У меня была куча любовников, попадались далекие от совершенства. И подленькие. Не сразу смогла раскусить. Но не скурвился характер, не обозлилась на человечество, не стою на панели. Что же это за женщины?

Думаю, нашла разгадку этому секрету. И она меня не порадовала. Жора был очень красивый. Может, моя догадка просто бред? Не знаю, но красота – дар обоюдоострый. Даётся для добра. Но если ты растрачиваешь его во вред кому-то, тебе в конце концов прилетает… Он был красив, как ангел. Когда в первый месяц нашего знакомства увидела его фотографию в шестнадцать лет, я задохнулась. На меня взглянуло… Фильм был детский про Электроника. Два брата-близнеца, беленькие, кудрявые. Ангелочки. Жора был точно такой красавец. «В школе, – говорил, – за мной девчонки табунами бегали, я не понимал почему». Мальчишки, они же глупые.
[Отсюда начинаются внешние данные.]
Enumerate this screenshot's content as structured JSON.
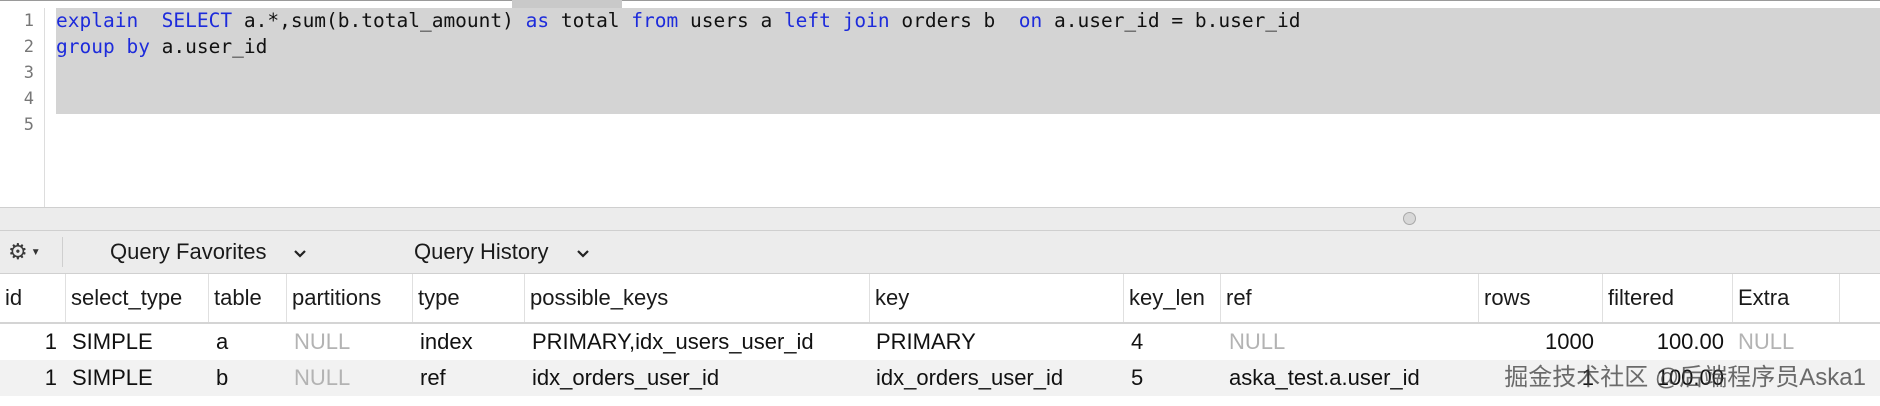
{
  "editor": {
    "line_numbers": [
      "1",
      "2",
      "3",
      "4",
      "5"
    ],
    "line1": {
      "t1": "explain",
      "t2": "  ",
      "t3": "SELECT",
      "t4": " a.*,sum(b.total_amount) ",
      "t5": "as",
      "t6": " total ",
      "t7": "from",
      "t8": " users a ",
      "t9": "left",
      "t10": " ",
      "t11": "join",
      "t12": " orders b  ",
      "t13": "on",
      "t14": " a.user_id = b.user_id"
    },
    "line2": {
      "t1": "group",
      "t2": " ",
      "t3": "by",
      "t4": " a.user_id"
    },
    "keyword_color": "#1d2bdb",
    "selection_color": "#d4d4d4"
  },
  "toolbar": {
    "gear_icon": "gear-icon",
    "favorites_label": "Query Favorites",
    "history_label": "Query History"
  },
  "results": {
    "columns": [
      "id",
      "select_type",
      "table",
      "partitions",
      "type",
      "possible_keys",
      "key",
      "key_len",
      "ref",
      "rows",
      "filtered",
      "Extra"
    ],
    "rows": [
      [
        "1",
        "SIMPLE",
        "a",
        "NULL",
        "index",
        "PRIMARY,idx_users_user_id",
        "PRIMARY",
        "4",
        "NULL",
        "1000",
        "100.00",
        "NULL"
      ],
      [
        "1",
        "SIMPLE",
        "b",
        "NULL",
        "ref",
        "idx_orders_user_id",
        "idx_orders_user_id",
        "5",
        "aska_test.a.user_id",
        "1",
        "100.00",
        ""
      ]
    ]
  },
  "watermark": "掘金技术社区 @后端程序员Aska1"
}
Изумила ещё одна фотография в советском паспорте, что после армии получил. Белые ангельские кудри куда-то делись, но волосы вьющиеся. Возмужал. И копия – молодой артист Скляр. Такая же в точности очаровательная улыбка. Один в один. Двойник. Естественно, этого Скляра женщины, жаждущие склярового тела, рвали на части. Жора загулял, да так, что – играй гармонь! Женщины, которые для семьи, их надо завоёвывать. Потрудиться, поухаживать. Какие-то цветочки, лепесточки должны быть. Жора любил, как он хвастался, срубать женщину. Сорвать. Срубить. А кого легче срубать? Лёгких женщин. Честных давалок. На всё согласных. В сексе хотелось изощрения, они давали с лихвой. И пошло-поехало. Растление не растление, он стал меняться. Цинизм попёр. Перетрахал, наверное, пол-Омска. Да с выдумкой. Сделал скрытую видеокамеру дома. Этакую студию. Пригласит девицу, разденет, тихонько включит аппаратуру и снимает порноскачки. Собрал коллекцию половых актов. Личный «Декамерон». Друзьям показывал, пока одна из его многочисленных подруг, которая надеялась на семейное счастье, блядский архив не обнаружила и не сожгла. До сих пор Жора сокрушается о потере уникальной коллекции.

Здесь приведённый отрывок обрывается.